Standing stone, Pluckanes, Co. Cork
Co. Cork |
Stone Monuments
Of the three prehistoric standing stones that once formed a row in level pasture beside Fiddler's Brook at Pluckanes, only one remains where it was originally placed.
The surviving north-eastern stone is substantial, standing 3.2 metres tall and sitting within a field fence, the last upright remnant of an alignment that stretched roughly 7.6 metres from north-north-east to south-south-west. Its two companions did not fall or sink into the earth; they were simply put to work. Ordnance Survey records from 1933 note that the stones had been removed around twenty years earlier to serve as gate pillars on the same landholding, a fate that was practical rather than destructive but which quietly dismantled a monument that had stood for millennia.
Stone rows are a recurring feature of the Cork and Kerry landscape, thought to date from the Bronze Age, and they are frequently found in association with other ceremonial or funerary monuments.

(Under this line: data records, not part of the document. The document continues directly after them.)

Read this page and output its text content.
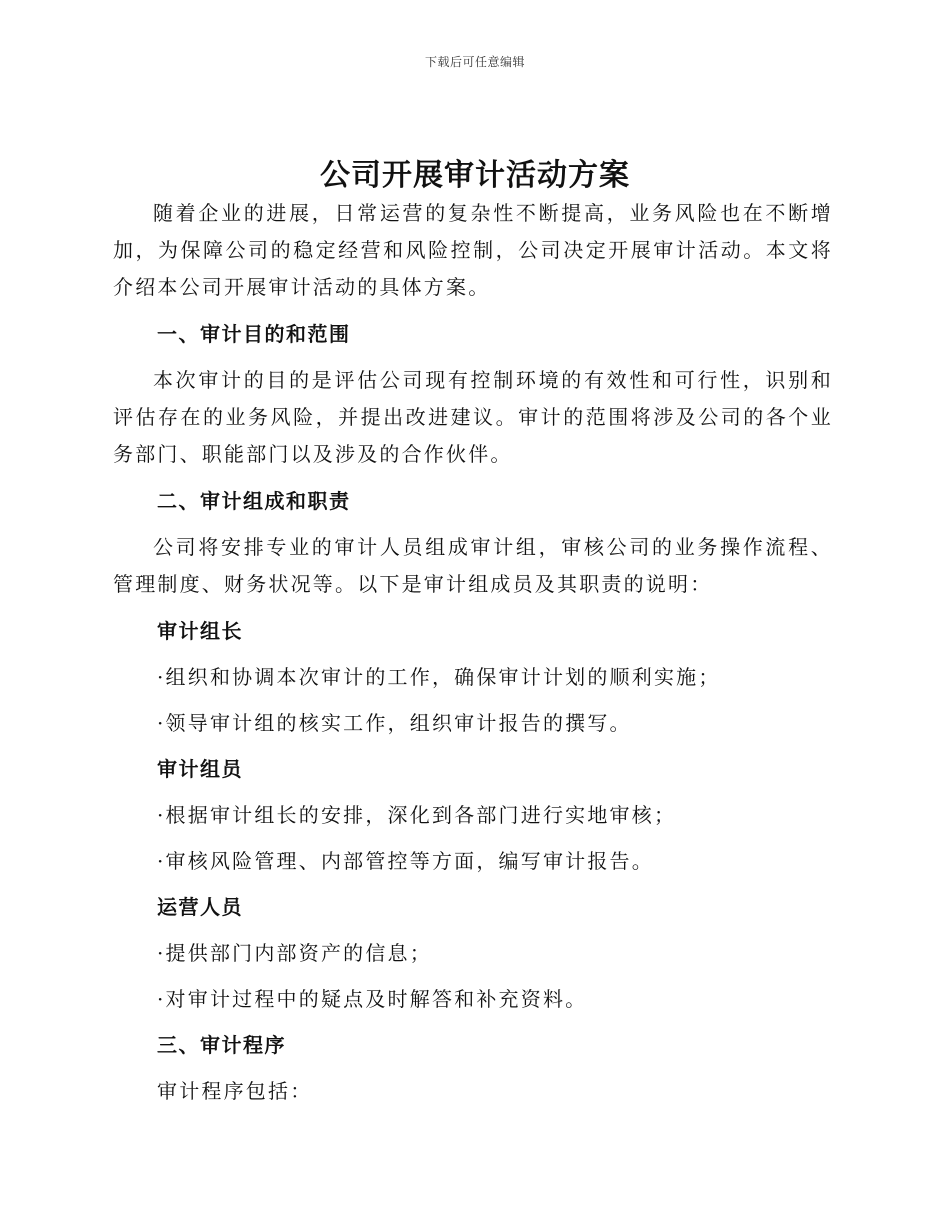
下载后可任意编辑
公司开展审计活动方案

随着企业的进展，日常运营的复杂性不断提高，业务风险也在不断增加，为保障公司的稳定经营和风险控制，公司决定开展审计活动。本文将介绍本公司开展审计活动的具体方案。

一、审计目的和范围

本次审计的目的是评估公司现有控制环境的有效性和可行性，识别和评估存在的业务风险，并提出改进建议。审计的范围将涉及公司的各个业务部门、职能部门以及涉及的合作伙伴。

二、审计组成和职责

公司将安排专业的审计人员组成审计组，审核公司的业务操作流程、管理制度、财务状况等。以下是审计组成员及其职责的说明：

审计组长
·组织和协调本次审计的工作，确保审计计划的顺利实施；
·领导审计组的核实工作，组织审计报告的撰写。
审计组员
·根据审计组长的安排，深化到各部门进行实地审核；
·审核风险管理、内部管控等方面，编写审计报告。
运营人员
·提供部门内部资产的信息；
·对审计过程中的疑点及时解答和补充资料。
三、审计程序
审计程序包括：
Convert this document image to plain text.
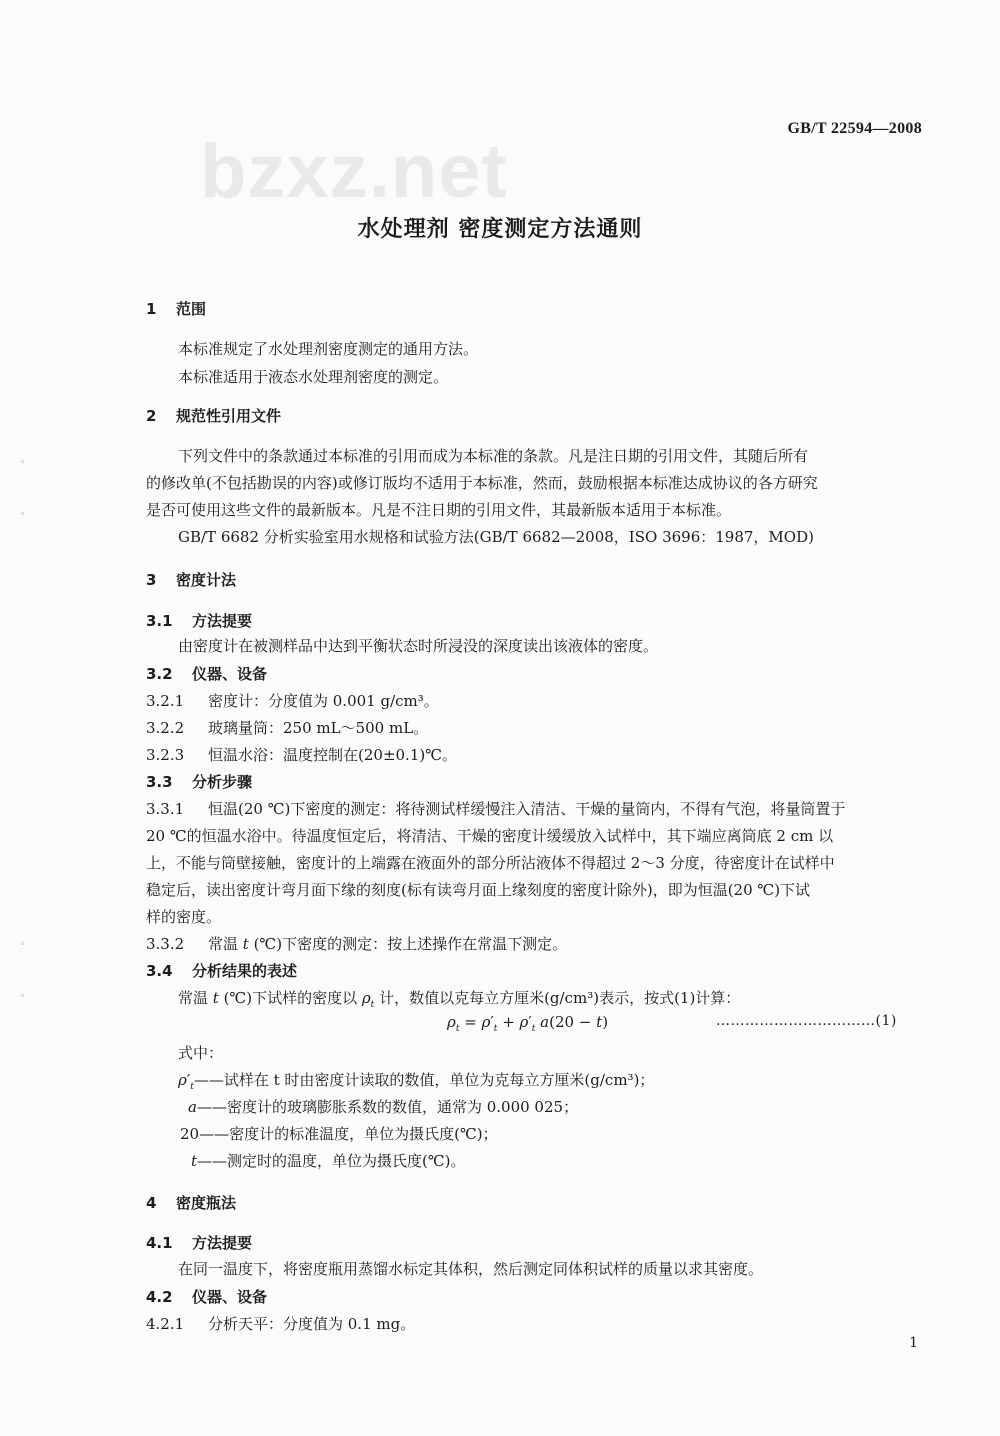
bzxz.net
GB/T 22594—2008
水处理剂 密度测定方法通则
1 范围
本标准规定了水处理剂密度测定的通用方法。
本标准适用于液态水处理剂密度的测定。
2 规范性引用文件
下列文件中的条款通过本标准的引用而成为本标准的条款。凡是注日期的引用文件，其随后所有
的修改单(不包括勘误的内容)或修订版均不适用于本标准，然而，鼓励根据本标准达成协议的各方研究
是否可使用这些文件的最新版本。凡是不注日期的引用文件，其最新版本适用于本标准。
GB/T 6682 分析实验室用水规格和试验方法(GB/T 6682—2008，ISO 3696：1987，MOD)
3 密度计法
3.1 方法提要
由密度计在被测样品中达到平衡状态时所浸没的深度读出该液体的密度。
3.2 仪器、设备
3.2.1 密度计：分度值为 0.001 g/cm³。
3.2.2 玻璃量筒：250 mL～500 mL。
3.2.3 恒温水浴：温度控制在(20±0.1)℃。
3.3 分析步骤
3.3.1 恒温(20 ℃)下密度的测定：将待测试样缓慢注入清洁、干燥的量筒内，不得有气泡，将量筒置于
20 ℃的恒温水浴中。待温度恒定后，将清洁、干燥的密度计缓缓放入试样中，其下端应离筒底 2 cm 以
上，不能与筒壁接触，密度计的上端露在液面外的部分所沾液体不得超过 2～3 分度，待密度计在试样中
稳定后，读出密度计弯月面下缘的刻度(标有读弯月面上缘刻度的密度计除外)，即为恒温(20 ℃)下试
样的密度。
3.3.2 常温 t (℃)下密度的测定：按上述操作在常温下测定。
3.4 分析结果的表述
常温 t (℃)下试样的密度以 $\rho_t$ 计，数值以克每立方厘米(g/cm³)表示，按式(1)计算：
$\rho_t = \rho'_t + \rho'_t$ a(20 − t)	……………………………(1)
式中：
$\rho'_t——$试样在 t 时由密度计读取的数值，单位为克每立方厘米(g/cm³)；
a——密度计的玻璃膨胀系数的数值，通常为 0.000 025；
20——密度计的标准温度，单位为摄氏度(℃)；
t——测定时的温度，单位为摄氏度(℃)。
4 密度瓶法
4.1 方法提要
在同一温度下，将密度瓶用蒸馏水标定其体积，然后测定同体积试样的质量以求其密度。
4.2 仪器、设备
4.2.1 分析天平：分度值为 0.1 mg。
1
◦
◦
◦
◦
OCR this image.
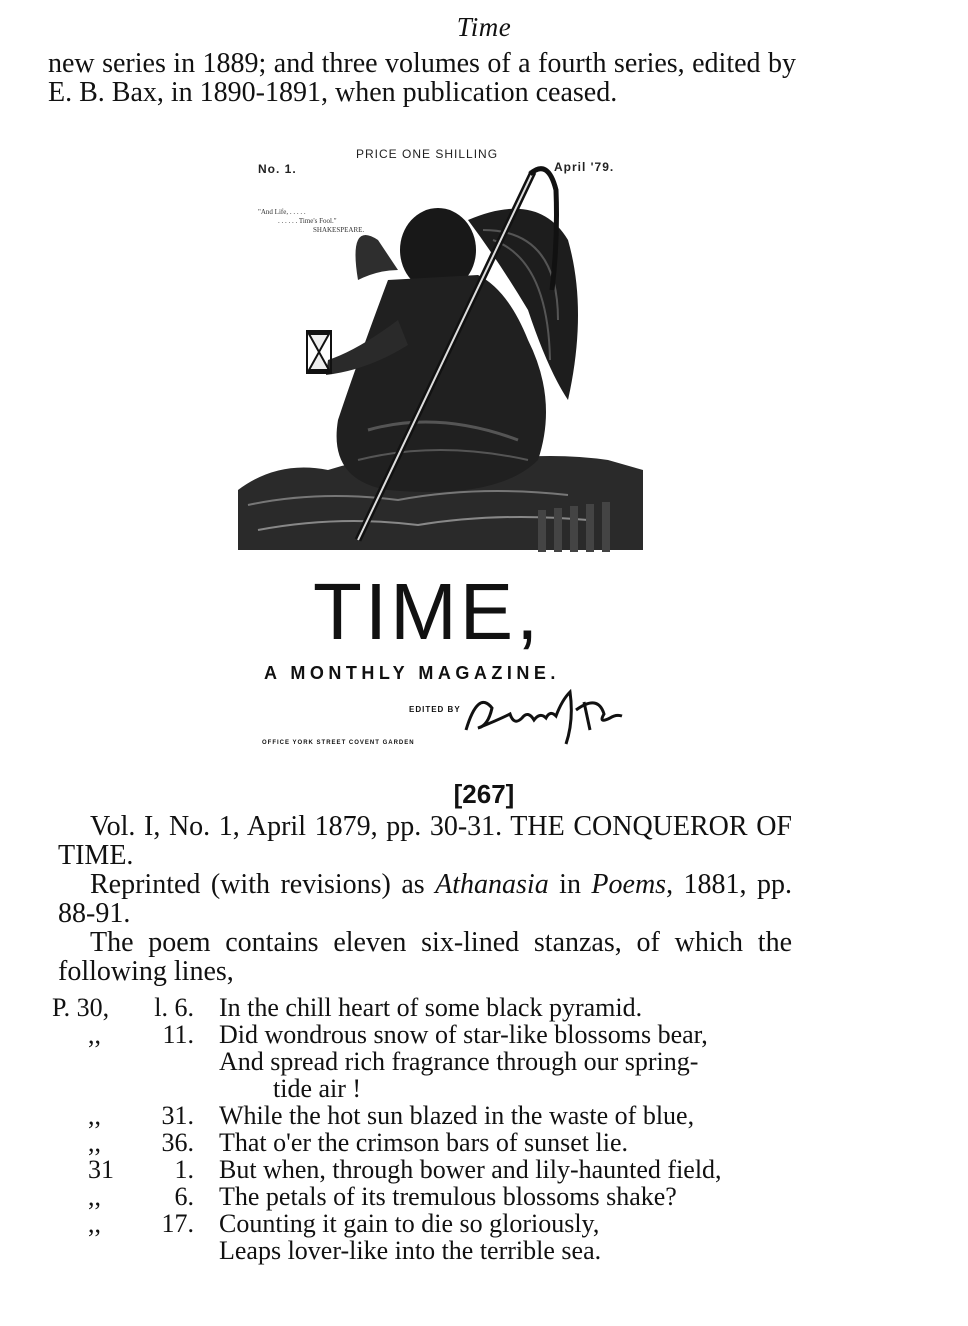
Time

new series in 1889; and three volumes of a fourth series, edited by E. B. Bax, in 1890-1891, when publication ceased.

PRICE ONE SHILLING
No. 1.	April '79.
"And Life, . . . . .
. . . . . . Time's Fool."
SHAKESPEARE.
TIME,
A MONTHLY MAGAZINE.
EDITED BY
OFFICE YORK STREET COVENT GARDEN
[267]

Vol. I, No. 1, April 1879, pp. 30-31. THE CONQUEROR OF TIME.

Reprinted (with revisions) as Athanasia in Poems, 1881, pp. 88-91.

The poem contains eleven six-lined stanzas, of which the following lines,

P. 30,	l. 6. In the chill heart of some black pyramid.
,,	11. Did wondrous snow of star-like blossoms bear,
And spread rich fragrance through our spring-
tide air !
,,	31. While the hot sun blazed in the waste of blue,
,,	36. That o'er the crimson bars of sunset lie.
31	1. But when, through bower and lily-haunted field,
,,	6. The petals of its tremulous blossoms shake?
,,	17. Counting it gain to die so gloriously,
Leaps lover-like into the terrible sea.
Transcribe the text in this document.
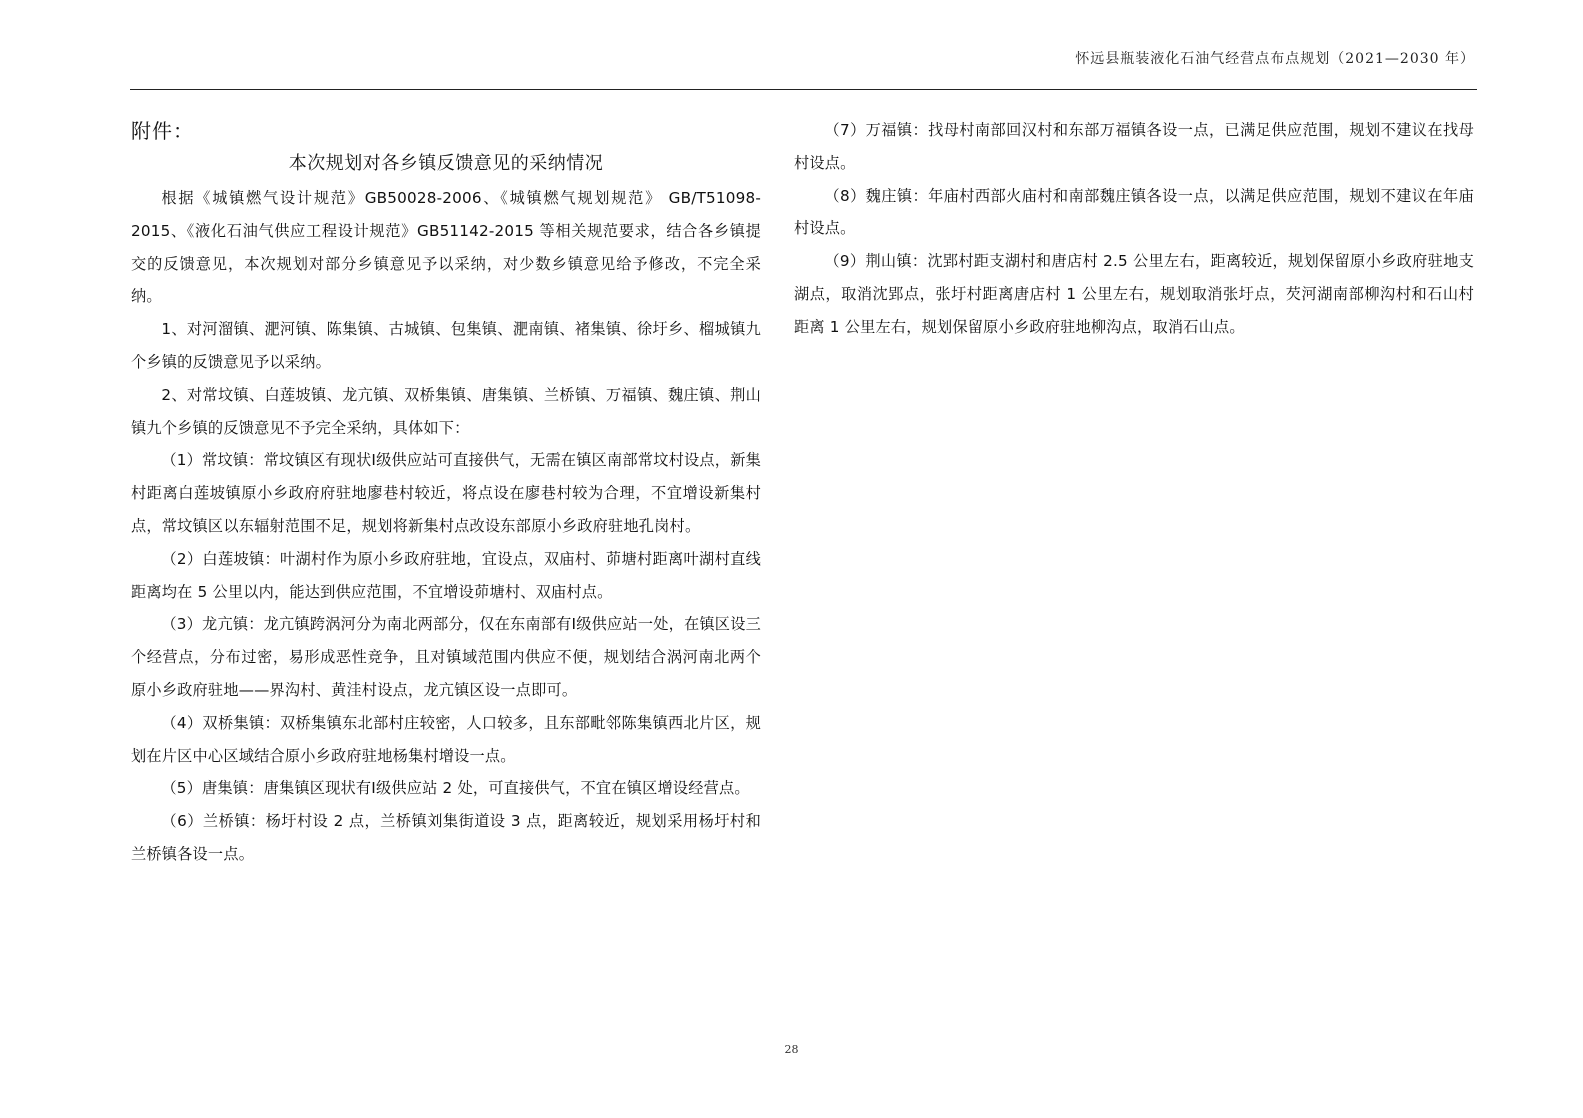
怀远县瓶装液化石油气经营点布点规划（2021—2030 年）

附件：

本次规划对各乡镇反馈意见的采纳情况

根据《城镇燃气设计规范》GB50028-2006、《城镇燃气规划规范》 GB/T51098-2015、《液化石油气供应工程设计规范》GB51142-2015 等相关规范要求，结合各乡镇提交的反馈意见，本次规划对部分乡镇意见予以采纳，对少数乡镇意见给予修改，不完全采纳。

1、对河溜镇、淝河镇、陈集镇、古城镇、包集镇、淝南镇、褚集镇、徐圩乡、榴城镇九个乡镇的反馈意见予以采纳。

2、对常坟镇、白莲坡镇、龙亢镇、双桥集镇、唐集镇、兰桥镇、万福镇、魏庄镇、荆山镇九个乡镇的反馈意见不予完全采纳，具体如下：

（1）常坟镇：常坟镇区有现状Ⅰ级供应站可直接供气，无需在镇区南部常坟村设点，新集村距离白莲坡镇原小乡政府府驻地廖巷村较近，将点设在廖巷村较为合理，不宜增设新集村点，常坟镇区以东辐射范围不足，规划将新集村点改设东部原小乡政府驻地孔岗村。

（2）白莲坡镇：叶湖村作为原小乡政府驻地，宜设点，双庙村、茆塘村距离叶湖村直线距离均在 5 公里以内，能达到供应范围，不宜增设茆塘村、双庙村点。

（3）龙亢镇：龙亢镇跨涡河分为南北两部分，仅在东南部有Ⅰ级供应站一处，在镇区设三个经营点，分布过密，易形成恶性竞争，且对镇域范围内供应不便，规划结合涡河南北两个原小乡政府驻地——界沟村、黄洼村设点，龙亢镇区设一点即可。

（4）双桥集镇：双桥集镇东北部村庄较密，人口较多，且东部毗邻陈集镇西北片区，规划在片区中心区域结合原小乡政府驻地杨集村增设一点。

（5）唐集镇：唐集镇区现状有Ⅰ级供应站 2 处，可直接供气，不宜在镇区增设经营点。

（6）兰桥镇：杨圩村设 2 点，兰桥镇刘集街道设 3 点，距离较近，规划采用杨圩村和兰桥镇各设一点。

（7）万福镇：找母村南部回汉村和东部万福镇各设一点，已满足供应范围，规划不建议在找母村设点。

（8）魏庄镇：年庙村西部火庙村和南部魏庄镇各设一点，以满足供应范围，规划不建议在年庙村设点。

（9）荆山镇：沈郢村距支湖村和唐店村 2.5 公里左右，距离较近，规划保留原小乡政府驻地支湖点，取消沈郢点，张圩村距离唐店村 1 公里左右，规划取消张圩点，芡河湖南部柳沟村和石山村距离 1 公里左右，规划保留原小乡政府驻地柳沟点，取消石山点。

28
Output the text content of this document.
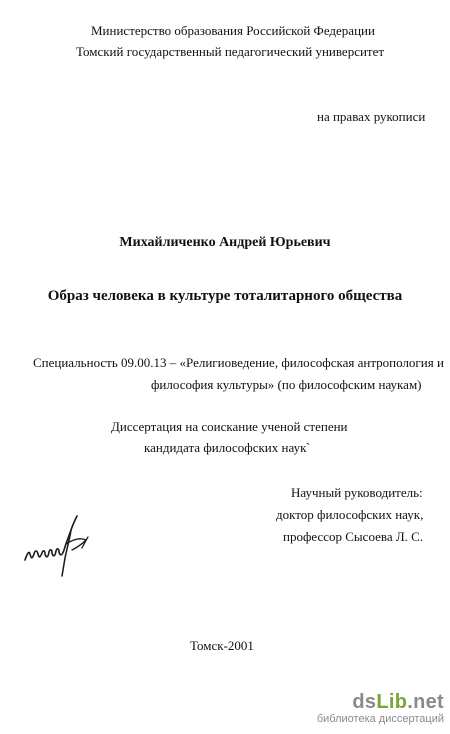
Министерство образования Российской Федерации
Томский государственный педагогический университет
на правах рукописи
Михайличенко Андрей Юрьевич
Образ человека в культуре тоталитарного общества
Специальность 09.00.13 – «Религиоведение, философская антропология и
философия культуры» (по философским наукам)
Диссертация на соискание ученой степени
кандидата философских наук `
Научный руководитель:
доктор философских наук,
профессор Сысоева Л. С.
Томск-2001
dsLib.net
библиотека диссертаций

Pluckanes fits that pattern: a five-stone circle, a compact ring of upright stones of a type particularly common in south-west Munster, once stood approximately 75 metres to the west-south-west of the row. By 1910, when measurements were recorded, two of the three row stones were still standing. The second stone measured roughly 2.4 metres in height; the third was smaller, at about 1.2 metres. A 1938 Ordnance Survey six-inch map depicts a pair of stones near the fence some 30 metres to the north of the surviving original, and one of those repurposed gate pillars still stands, measuring 1.2 metres high. The transformation from monument to farm infrastructure happened within living memory of a century ago, which lends the site an oddly recent quality of loss.